A Mariano spokesman said later on Wednesday the speaker’s comments referred to the lack of a bill from Healey requesting legislative action on her new shelter spending plan.
Democratic legislative leaders have not held one of their semi-regular Monday meetings with the governor since early November.

House Democrats are not alone in giving Healey’s shelter spending outline a muted response. Responding to Healey’s plan to tap the escrow account, Senate Ways and Means Committee chairman Michael Rodrigues said last week that lawmakers would “think long and hard about how we expend any of those reserve funds.”

The record level of demand on the shelter system, much of it influenced by a significant number of migrants newly arriving in Massachusetts, pushed Healey to implement a 7,500-family capacity limit. Even with that cap now in place, her administration expects it will spend nearly three times as much on the system as originally appropriated in the fiscal year 2024 state budget.

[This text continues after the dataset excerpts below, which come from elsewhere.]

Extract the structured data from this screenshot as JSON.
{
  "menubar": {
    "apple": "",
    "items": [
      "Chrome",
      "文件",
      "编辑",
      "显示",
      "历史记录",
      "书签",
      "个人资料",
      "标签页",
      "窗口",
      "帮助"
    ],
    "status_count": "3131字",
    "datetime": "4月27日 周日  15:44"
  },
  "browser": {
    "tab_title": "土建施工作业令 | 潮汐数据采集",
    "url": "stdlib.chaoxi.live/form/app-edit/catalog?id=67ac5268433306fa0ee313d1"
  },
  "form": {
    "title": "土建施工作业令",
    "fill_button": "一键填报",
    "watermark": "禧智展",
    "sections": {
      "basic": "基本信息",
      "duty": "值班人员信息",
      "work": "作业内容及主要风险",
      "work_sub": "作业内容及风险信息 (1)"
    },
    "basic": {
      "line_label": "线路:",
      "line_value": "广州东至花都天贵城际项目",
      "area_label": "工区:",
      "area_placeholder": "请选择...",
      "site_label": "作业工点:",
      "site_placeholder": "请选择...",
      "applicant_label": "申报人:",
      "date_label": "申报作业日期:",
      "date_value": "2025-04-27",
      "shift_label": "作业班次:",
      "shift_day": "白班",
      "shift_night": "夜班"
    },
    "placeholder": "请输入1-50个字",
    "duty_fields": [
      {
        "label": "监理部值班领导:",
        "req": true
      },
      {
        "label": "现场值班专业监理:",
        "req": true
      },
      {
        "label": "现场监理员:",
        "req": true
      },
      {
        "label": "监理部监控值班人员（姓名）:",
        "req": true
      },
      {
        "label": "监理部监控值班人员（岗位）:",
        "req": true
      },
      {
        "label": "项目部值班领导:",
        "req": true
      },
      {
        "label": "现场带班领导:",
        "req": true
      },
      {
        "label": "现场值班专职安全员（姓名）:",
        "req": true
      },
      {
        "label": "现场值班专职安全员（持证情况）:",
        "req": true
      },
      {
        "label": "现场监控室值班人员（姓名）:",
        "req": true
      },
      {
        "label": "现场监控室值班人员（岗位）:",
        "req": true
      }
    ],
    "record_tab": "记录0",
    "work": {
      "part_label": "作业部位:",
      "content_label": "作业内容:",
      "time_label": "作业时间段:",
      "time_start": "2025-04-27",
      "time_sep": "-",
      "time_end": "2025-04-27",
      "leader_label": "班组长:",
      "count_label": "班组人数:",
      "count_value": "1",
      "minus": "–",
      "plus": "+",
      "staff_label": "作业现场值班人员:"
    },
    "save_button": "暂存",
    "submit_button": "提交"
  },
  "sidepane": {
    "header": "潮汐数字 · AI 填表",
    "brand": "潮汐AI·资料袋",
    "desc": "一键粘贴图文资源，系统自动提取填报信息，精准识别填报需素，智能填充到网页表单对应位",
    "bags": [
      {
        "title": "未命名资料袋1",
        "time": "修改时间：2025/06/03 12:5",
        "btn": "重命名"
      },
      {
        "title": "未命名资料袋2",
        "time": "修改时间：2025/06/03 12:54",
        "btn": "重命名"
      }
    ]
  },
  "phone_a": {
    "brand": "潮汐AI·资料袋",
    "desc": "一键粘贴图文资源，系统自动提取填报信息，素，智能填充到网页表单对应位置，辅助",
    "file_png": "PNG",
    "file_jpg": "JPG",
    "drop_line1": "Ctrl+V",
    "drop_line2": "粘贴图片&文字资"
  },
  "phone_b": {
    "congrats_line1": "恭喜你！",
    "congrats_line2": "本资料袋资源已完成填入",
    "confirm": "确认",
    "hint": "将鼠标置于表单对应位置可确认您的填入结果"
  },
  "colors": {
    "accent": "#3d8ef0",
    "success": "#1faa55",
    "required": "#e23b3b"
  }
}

Those pressures are battering budget-writers at the same time that state tax revenues have stumbled. Through the first six months of the fiscal year, Massachusetts has collected $769 million (or 4.1 percent) less than the estimate used to craft the annual budget, prompting Healey this week to announce $375 million in unilateral spending cuts and forecast little to no tax revenue growth through June 2025.

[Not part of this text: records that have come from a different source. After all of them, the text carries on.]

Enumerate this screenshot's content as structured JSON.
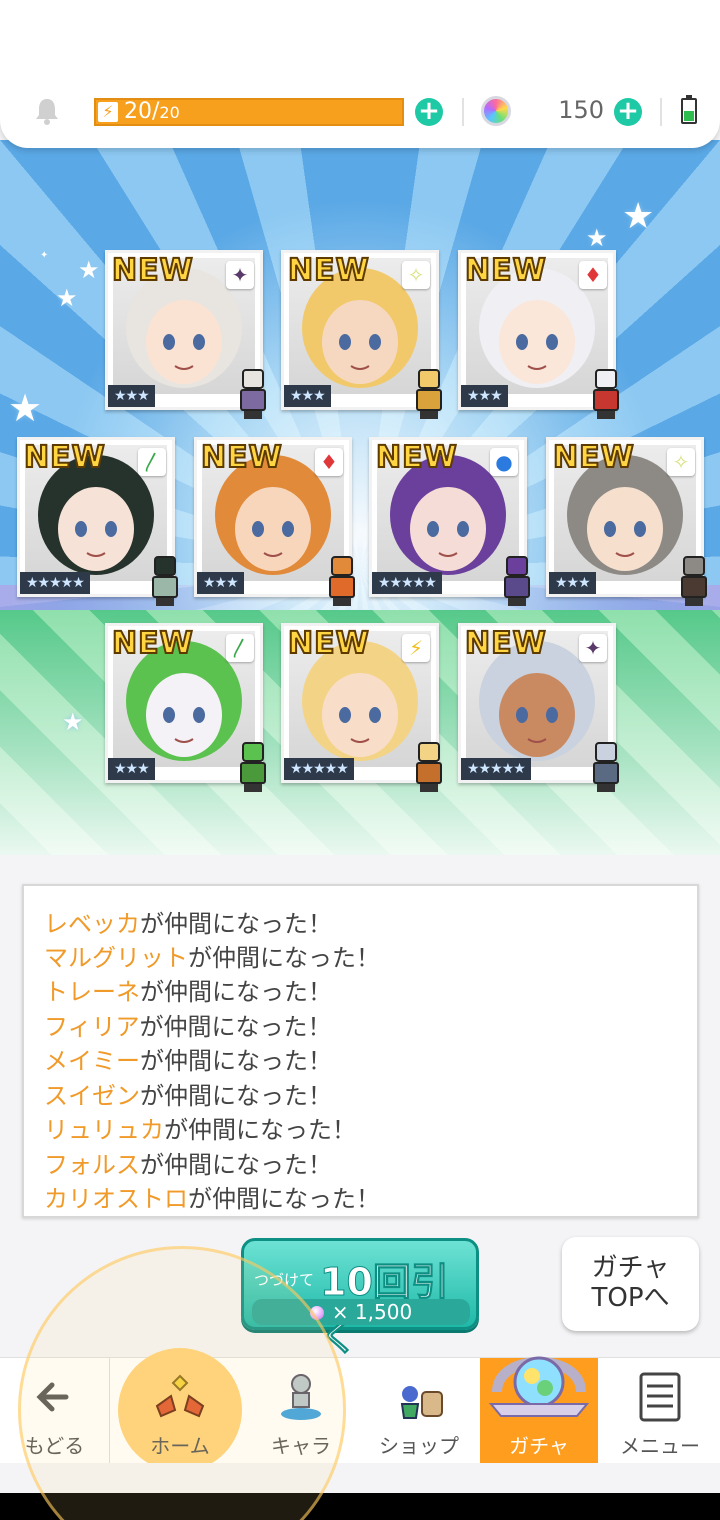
{
  "header": {
    "stamina_current": "20",
    "stamina_max": "20",
    "stamina_fraction": 1.0,
    "gem_count": "150"
  },
  "cards": [
    {
      "new": "NEW",
      "element": "dark",
      "rarity": "★★★",
      "hair": "#e8e4e0",
      "skin": "#fbe3d4",
      "sprite": "#7c6aa0"
    },
    {
      "new": "NEW",
      "element": "light",
      "rarity": "★★★",
      "hair": "#f1c96a",
      "skin": "#f6d8c0",
      "sprite": "#d9a23a"
    },
    {
      "new": "NEW",
      "element": "fire",
      "rarity": "★★★",
      "hair": "#f0f0f4",
      "skin": "#fbe6da",
      "sprite": "#c6382f"
    },
    {
      "new": "NEW",
      "element": "wind",
      "rarity": "★★★★★",
      "hair": "#26332c",
      "skin": "#f6e2d6",
      "sprite": "#9bb7a8"
    },
    {
      "new": "NEW",
      "element": "fire",
      "rarity": "★★★",
      "hair": "#e08a3a",
      "skin": "#f8d6bc",
      "sprite": "#e06a2a"
    },
    {
      "new": "NEW",
      "element": "water",
      "rarity": "★★★★★",
      "hair": "#6b3f9c",
      "skin": "#f6dcd6",
      "sprite": "#5a4a8c"
    },
    {
      "new": "NEW",
      "element": "light",
      "rarity": "★★★",
      "hair": "#8d8a86",
      "skin": "#f6dfcc",
      "sprite": "#4a3a32"
    },
    {
      "new": "NEW",
      "element": "wind",
      "rarity": "★★★",
      "hair": "#5cc24f",
      "skin": "#f4f2f6",
      "sprite": "#4a9a3c"
    },
    {
      "new": "NEW",
      "element": "thunder",
      "rarity": "★★★★★",
      "hair": "#f3d487",
      "skin": "#f8dec8",
      "sprite": "#c4702c"
    },
    {
      "new": "NEW",
      "element": "dark",
      "rarity": "★★★★★",
      "hair": "#c9d2de",
      "skin": "#c98a62",
      "sprite": "#5a6a82"
    }
  ],
  "log": [
    {
      "name": "レベッカ",
      "suffix": "が仲間になった！"
    },
    {
      "name": "マルグリット",
      "suffix": "が仲間になった！"
    },
    {
      "name": "トレーネ",
      "suffix": "が仲間になった！"
    },
    {
      "name": "フィリア",
      "suffix": "が仲間になった！"
    },
    {
      "name": "メイミー",
      "suffix": "が仲間になった！"
    },
    {
      "name": "スイゼン",
      "suffix": "が仲間になった！"
    },
    {
      "name": "リュリュカ",
      "suffix": "が仲間になった！"
    },
    {
      "name": "フォルス",
      "suffix": "が仲間になった！"
    },
    {
      "name": "カリオストロ",
      "suffix": "が仲間になった！"
    }
  ],
  "pull_button": {
    "prefix": "つづけて",
    "label": "10回引く",
    "cost": "× 1,500"
  },
  "gacha_top": {
    "line1": "ガチャ",
    "line2": "TOPへ"
  },
  "nav": {
    "back": "もどる",
    "home": "ホーム",
    "chara": "キャラ",
    "shop": "ショップ",
    "gacha": "ガチャ",
    "menu": "メニュー"
  },
  "colors": {
    "stamina": "#f6a01e",
    "plus": "#1ec9a6",
    "name_highlight": "#f09a2a",
    "nav_active": "#ff9d1e",
    "pull_button": "#1fb9a8"
  },
  "element_icons": {
    "dark": "✦",
    "light": "✧",
    "fire": "♦",
    "wind": "〳",
    "water": "●",
    "thunder": "⚡"
  }
}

Healey budget chief Matthew Gorzkowicz said Monday, January 8 that “none of the budget reductions are a result of the recent emergency shelter crisis.” Republican lawmakers who late last year objected to another shelter funding injection disagreed with that assessment.

“Somehow, spending $1 billion a year ago you never had any anticipation of spending, and you say that has no relation to your fiscal situation — that is kind of mind-numbing. I don’t see how you can say that with a straight face,” state Representative Brad Jones (R-North Reading), the House minority leader, told State House News Service. “I don’t disagree that the situation forced her to make some decisions about 9C cuts. I’m not disputing that. I just think that to somehow say the emergency assistance thing had no impact on that at all — I don’t understand that.”

In a statement circulated by the Massachusetts Republican Party, state Representative David DeCoste (R-Norwell) said it is a “travesty to target our most vulnerable citizens with reductions in critical services” while continuing to spend so much on the shelter crisis.

“In Norwell and Rockland, earmarked funds for elder services were cut by 50%. Funding for Hanson’s youth cardiac screenings was cut by 50% as well; we are funding noncitizens at the expense of citizens.  This is bad public policy,” DeCoste said. “We need a solution to the migrant crisis and that will put a check on this unsustainable program. If the Healey Administration continues unchecked, they will cause serious damage to our budget and inevitably drain our rainy day fund that we’ve worked so hard to build.”

With the blessing of Healey and former Governor Charlie Baker (a Republican), Mariano and Senate President Karen Spilka (D-Ashland) in recent years have overseen a sizable increase in state spending, while also bulking up the state’s rainy day reserve account to more than $8 billion.

Mariano said Wednesday he believes that Healey’s 9C cuts were an appropriate move.

“The primary thing that we’re responsible for is submitting a balanced budget, so we have to keep that balance no matter what the economic conditions are,” Mariano said. “We have to respond accordingly.”

The Senate on Thursday, January 11 plans to take up another Healey proposal that’s tangentially related to the state’s balance sheets:  using interest generated by the state’s “rainy day” savings account as matching funds to compete for federal funds or to pay down state debt.

Healey filed that bill with the Senate in October 2023, and the Senate Ways and Means Committee advanced its own version Monday, January 8 without subjecting the matter to a public hearing.

Asked for his thoughts on the proposal and when it might emerge in the House, Mariano replied, “I don’t know.”

“It hasn’t had a hearing yet, has it?” he asked reporters. “I don’t know what the bill does.”

Healey held a press conference in October to announce her bill, saying could put $750 million in interest to work as states compete for their share of federal infrastructure funds.